Shop at specialty stores rather than big-box grocery stores. Shop for olive oil at stores where the stock does not linger on the shelves for too long. “It’s hard to store olive oil in a cool place in a big market,” Alice Waters says. “I’m looking for a store that has a big turnover of olive oil in it—maybe more like a delicatessen where olive oil is something really valuable,” Alice says.

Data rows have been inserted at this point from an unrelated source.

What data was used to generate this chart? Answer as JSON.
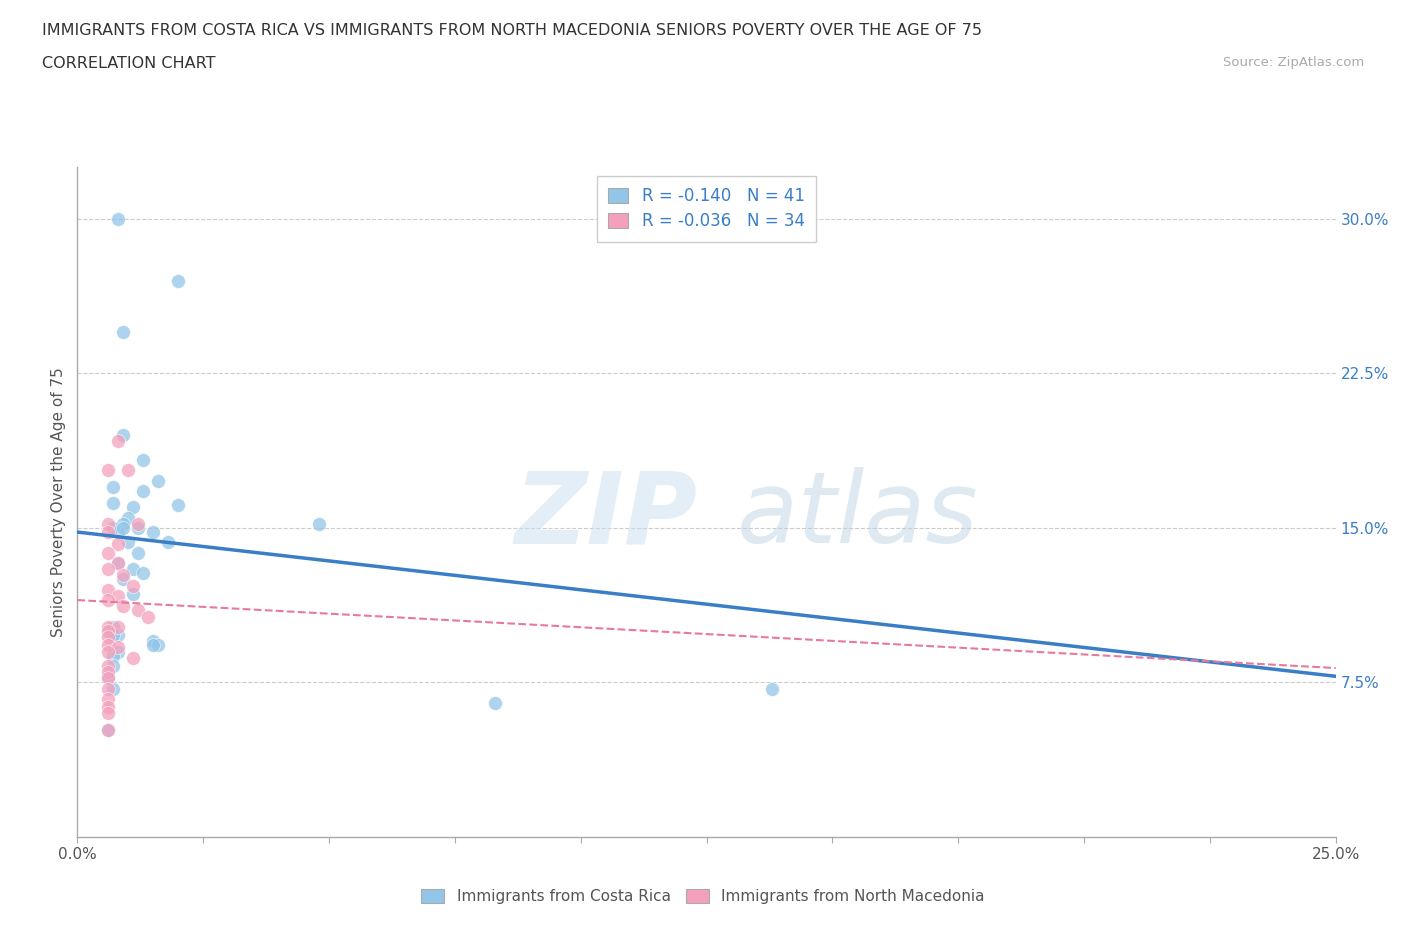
{
  "title_line1": "IMMIGRANTS FROM COSTA RICA VS IMMIGRANTS FROM NORTH MACEDONIA SENIORS POVERTY OVER THE AGE OF 75",
  "title_line2": "CORRELATION CHART",
  "source_text": "Source: ZipAtlas.com",
  "ylabel": "Seniors Poverty Over the Age of 75",
  "xmin": 0.0,
  "xmax": 0.25,
  "ymin": 0.0,
  "ymax": 0.325,
  "yticks": [
    0.075,
    0.15,
    0.225,
    0.3
  ],
  "ytick_labels": [
    "7.5%",
    "15.0%",
    "22.5%",
    "30.0%"
  ],
  "xticks": [
    0.0,
    0.025,
    0.05,
    0.075,
    0.1,
    0.125,
    0.15,
    0.175,
    0.2,
    0.225,
    0.25
  ],
  "xtick_labels_show": {
    "0.0": "0.0%",
    "0.25": "25.0%"
  },
  "legend_labels": [
    "Immigrants from Costa Rica",
    "Immigrants from North Macedonia"
  ],
  "r_costa_rica": -0.14,
  "n_costa_rica": 41,
  "r_north_macedonia": -0.036,
  "n_north_macedonia": 34,
  "color_blue": "#92C5E8",
  "color_pink": "#F4A0BC",
  "line_color_blue": "#3A7EC6",
  "line_color_pink": "#E8799A",
  "background_color": "#ffffff",
  "costa_rica_x": [
    0.008,
    0.02,
    0.009,
    0.009,
    0.013,
    0.016,
    0.007,
    0.013,
    0.007,
    0.011,
    0.01,
    0.009,
    0.012,
    0.008,
    0.015,
    0.018,
    0.01,
    0.012,
    0.008,
    0.011,
    0.013,
    0.009,
    0.011,
    0.007,
    0.009,
    0.02,
    0.048,
    0.007,
    0.008,
    0.015,
    0.016,
    0.007,
    0.008,
    0.015,
    0.007,
    0.083,
    0.007,
    0.006,
    0.007,
    0.138,
    0.006
  ],
  "costa_rica_y": [
    0.3,
    0.27,
    0.245,
    0.195,
    0.183,
    0.173,
    0.17,
    0.168,
    0.162,
    0.16,
    0.155,
    0.152,
    0.15,
    0.148,
    0.148,
    0.143,
    0.143,
    0.138,
    0.133,
    0.13,
    0.128,
    0.125,
    0.118,
    0.15,
    0.15,
    0.161,
    0.152,
    0.102,
    0.098,
    0.095,
    0.093,
    0.098,
    0.09,
    0.093,
    0.088,
    0.065,
    0.083,
    0.078,
    0.072,
    0.072,
    0.052
  ],
  "north_macedonia_x": [
    0.006,
    0.008,
    0.006,
    0.01,
    0.012,
    0.006,
    0.008,
    0.006,
    0.008,
    0.006,
    0.009,
    0.011,
    0.006,
    0.008,
    0.006,
    0.009,
    0.012,
    0.014,
    0.006,
    0.008,
    0.006,
    0.006,
    0.006,
    0.008,
    0.006,
    0.011,
    0.006,
    0.006,
    0.006,
    0.006,
    0.006,
    0.006,
    0.006,
    0.006
  ],
  "north_macedonia_y": [
    0.152,
    0.192,
    0.178,
    0.178,
    0.152,
    0.148,
    0.142,
    0.138,
    0.133,
    0.13,
    0.127,
    0.122,
    0.12,
    0.117,
    0.115,
    0.112,
    0.11,
    0.107,
    0.102,
    0.102,
    0.1,
    0.097,
    0.093,
    0.092,
    0.09,
    0.087,
    0.083,
    0.08,
    0.077,
    0.072,
    0.067,
    0.063,
    0.06,
    0.052
  ],
  "regline_blue_x0": 0.0,
  "regline_blue_y0": 0.148,
  "regline_blue_x1": 0.25,
  "regline_blue_y1": 0.078,
  "regline_pink_x0": 0.0,
  "regline_pink_y0": 0.115,
  "regline_pink_x1": 0.25,
  "regline_pink_y1": 0.082
}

Shop small. “I encourage you to buy whatever you’re buying in terms of extra-virgin olive oil in as small a container as possible,” Chef Thomas Keller says. “This will help maintain the quality of the oil.”

Taste-test olive oils to find your favorite. The world is filled with tons of remarkable olive oils. Some have more peppery notes, and others are more fruity. With so many different types of olive oil to choose from, the best strategy for finding one you like is to taste them. Chef Waters recommends hosting an annual olive oil tasting party. “It will cut down on the cost when you taste in a group,” she says, “and it will help you learn together how to articulate what you’re tasting.” The bottom line is the best olive oil is the one you enjoy the most.

Buy organic olive oil. Chef Waters recommends looking for organic labeling (“biologico” in Italian) or confirming the farming practices with the grower or salesperson.

Select for freshness. Check for the calendar year printed on the bottle and use within one year of bottling.

Pick up two bottles. Lighter olive oils have a slightly high smoke point, making them ideal for cooking over high heat. In contrast, rich olive oils are more flavorful and have a better mouthfeel making them ideal for finishing a dish. “Sautéing in extra-virgin olive oil doesn’t really work,” Chef Thomas Keller says. “Heat is one of the big enemies of the quality of the oil and the flavor of the oil. So the more you heat the oil, the less flavor it has. . . . Our extra-virgin olive oils or our finishing oils are only for that purpose, to finish, to add flavor afterward.”

Store your oil correctly. “Oxidation will occur once you open the oil, and we wanna try to prevent any diminishing effects on the oil through oxidation through heat and through light,” Chef Thomas Keller says. “So keep it in a cool, dark place. And use it as quickly as possible. I can’t say that enough.”